Banks may be forced to pay a further £18bn to consumers in payment protection insurance (PPI) claims ahead of the August 2019 deadline, following miscalculations by the Financial Conduct Authority.
As banks begin to issue letters on PPI to consumers, legal precedent could see potential payouts soar, according to research from barristers’ chambers St John’s Buildings.
Following the landmark 2014 Plevin case, the FCA ruled that consumers are eligible for compensation on any PPI claim with commission above 50 per cent, with the average policy comprised of 67 per cent.
The research conducted by St John’s Buildings reveals that this 50 per cent ‘tipping point’ ignores the legal precedent. Appeals from the 2014 Plevin case have resulted in a ruling that banks are obliged to pay claimants the full percentage of their mis-sold PPI policies, including interest.
With the average commission percentage on PPI policies standing at 67 per cent, the legal ruling sees the potential exposure to the banks nearly quadruple. An estimated 50 million PPI policies have been sold since April 2008, with FCA estimates suggesting that 10 million new claims are expected to be brought.
The average PPI payout of £2,750 should result in compensation of £1,842 where calculated in line with the court decisions – a monumental rise on the £467 being paid by the banks under the guidance provided by the FCA. Further increases to the figure would also occur once the profit-share element is calculated, which could add a further £400-600 per claim.
This would result in a total exposure of at least £18.42bn – a 300 per cent rise on the £4.6bn estimated by the FCA.

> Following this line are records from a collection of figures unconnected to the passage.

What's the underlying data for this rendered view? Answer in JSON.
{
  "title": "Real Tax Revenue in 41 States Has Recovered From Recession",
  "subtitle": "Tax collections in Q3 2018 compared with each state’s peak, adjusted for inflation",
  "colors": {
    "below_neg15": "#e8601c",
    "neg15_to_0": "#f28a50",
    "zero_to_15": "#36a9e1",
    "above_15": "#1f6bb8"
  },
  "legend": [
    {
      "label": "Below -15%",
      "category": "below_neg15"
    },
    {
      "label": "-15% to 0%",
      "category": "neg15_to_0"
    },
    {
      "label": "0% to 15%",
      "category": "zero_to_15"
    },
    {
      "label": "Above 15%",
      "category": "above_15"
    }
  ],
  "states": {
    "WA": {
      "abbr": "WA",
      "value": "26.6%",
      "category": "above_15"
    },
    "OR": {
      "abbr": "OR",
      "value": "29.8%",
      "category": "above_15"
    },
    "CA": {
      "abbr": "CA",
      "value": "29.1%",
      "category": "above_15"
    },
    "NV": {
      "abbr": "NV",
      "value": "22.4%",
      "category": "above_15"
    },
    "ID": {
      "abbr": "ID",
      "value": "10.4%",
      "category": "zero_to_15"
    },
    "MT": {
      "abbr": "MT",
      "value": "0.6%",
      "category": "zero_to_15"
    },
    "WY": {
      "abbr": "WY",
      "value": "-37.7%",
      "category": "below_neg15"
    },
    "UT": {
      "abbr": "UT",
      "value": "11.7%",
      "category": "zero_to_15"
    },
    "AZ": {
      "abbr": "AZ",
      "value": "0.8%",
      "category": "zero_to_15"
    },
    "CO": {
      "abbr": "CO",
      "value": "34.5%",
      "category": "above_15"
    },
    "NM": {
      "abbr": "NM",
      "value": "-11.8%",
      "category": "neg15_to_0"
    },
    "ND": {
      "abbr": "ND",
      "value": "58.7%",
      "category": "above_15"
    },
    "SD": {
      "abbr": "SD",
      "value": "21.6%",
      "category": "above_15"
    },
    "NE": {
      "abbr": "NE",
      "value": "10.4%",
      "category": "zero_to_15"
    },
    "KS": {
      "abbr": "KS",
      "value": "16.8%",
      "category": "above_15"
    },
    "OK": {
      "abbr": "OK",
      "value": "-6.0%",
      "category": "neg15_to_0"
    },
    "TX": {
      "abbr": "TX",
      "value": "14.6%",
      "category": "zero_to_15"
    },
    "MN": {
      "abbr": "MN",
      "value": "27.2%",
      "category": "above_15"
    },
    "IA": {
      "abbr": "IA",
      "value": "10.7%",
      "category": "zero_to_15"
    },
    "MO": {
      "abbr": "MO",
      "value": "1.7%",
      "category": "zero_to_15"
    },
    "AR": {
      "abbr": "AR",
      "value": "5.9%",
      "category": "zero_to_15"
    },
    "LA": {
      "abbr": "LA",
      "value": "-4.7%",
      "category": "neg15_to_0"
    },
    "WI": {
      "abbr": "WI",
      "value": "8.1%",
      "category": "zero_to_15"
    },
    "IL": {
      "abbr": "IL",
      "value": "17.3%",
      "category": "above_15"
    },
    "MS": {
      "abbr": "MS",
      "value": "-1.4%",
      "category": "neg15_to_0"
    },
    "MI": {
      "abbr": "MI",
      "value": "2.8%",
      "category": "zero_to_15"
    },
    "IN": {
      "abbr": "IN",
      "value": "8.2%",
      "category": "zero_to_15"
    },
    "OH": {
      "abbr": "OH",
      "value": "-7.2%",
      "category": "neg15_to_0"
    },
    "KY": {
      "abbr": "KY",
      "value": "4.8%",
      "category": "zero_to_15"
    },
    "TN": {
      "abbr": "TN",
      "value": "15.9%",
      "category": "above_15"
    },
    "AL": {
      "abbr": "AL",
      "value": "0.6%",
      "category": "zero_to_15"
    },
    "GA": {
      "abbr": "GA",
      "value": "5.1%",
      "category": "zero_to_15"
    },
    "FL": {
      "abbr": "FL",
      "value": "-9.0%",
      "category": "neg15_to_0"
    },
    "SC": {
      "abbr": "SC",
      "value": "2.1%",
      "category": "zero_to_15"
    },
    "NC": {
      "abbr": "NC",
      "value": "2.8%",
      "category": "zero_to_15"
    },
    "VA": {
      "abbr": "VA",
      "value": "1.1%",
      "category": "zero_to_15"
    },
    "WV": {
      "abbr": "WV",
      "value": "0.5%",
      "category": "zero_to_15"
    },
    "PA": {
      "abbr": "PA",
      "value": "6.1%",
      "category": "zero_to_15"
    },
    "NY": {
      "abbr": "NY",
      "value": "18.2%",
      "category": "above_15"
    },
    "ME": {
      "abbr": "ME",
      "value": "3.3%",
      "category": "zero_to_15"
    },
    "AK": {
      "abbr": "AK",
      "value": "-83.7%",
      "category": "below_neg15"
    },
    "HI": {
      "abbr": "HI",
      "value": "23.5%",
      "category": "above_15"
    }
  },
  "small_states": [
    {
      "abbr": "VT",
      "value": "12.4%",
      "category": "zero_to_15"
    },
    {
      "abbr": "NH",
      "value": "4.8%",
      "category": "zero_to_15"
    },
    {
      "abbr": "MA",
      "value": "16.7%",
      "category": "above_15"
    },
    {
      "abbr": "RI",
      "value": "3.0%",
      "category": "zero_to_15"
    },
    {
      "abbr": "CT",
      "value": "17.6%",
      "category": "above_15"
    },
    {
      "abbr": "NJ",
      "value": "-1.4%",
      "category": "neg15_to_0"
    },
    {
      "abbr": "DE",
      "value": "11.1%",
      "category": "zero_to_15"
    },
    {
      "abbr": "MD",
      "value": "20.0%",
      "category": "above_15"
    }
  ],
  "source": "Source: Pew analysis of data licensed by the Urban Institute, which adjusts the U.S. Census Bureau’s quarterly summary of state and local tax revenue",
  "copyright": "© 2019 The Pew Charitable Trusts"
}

St John’s Buildings barrister Elis Gomer said: “Consumers could be forgiven for asking whose side the FCA is on. These figures reveal that the UK public are being misled by the banks, with potential compensation on average four times the amount suggested by the body supposedly looking after consumers.
“The question must be asked: what is the FCA’s objective in providing its Plevin guidance, and is it consistent with its strategic objective to ‘secure an appropriate degree of protection for consumers’? On first glance it appears not, and following similar failings by other financial organisations, a wider investigation into advisory services may be warranted.
“For any consumer that has received a letter from their bank offering them a PPI settlement, it is important that you seek immediate legal advice, as they will be able to help you better understand what you may be entitled to. As we have seen, the figures show that the true value of a claim is significantly higher.”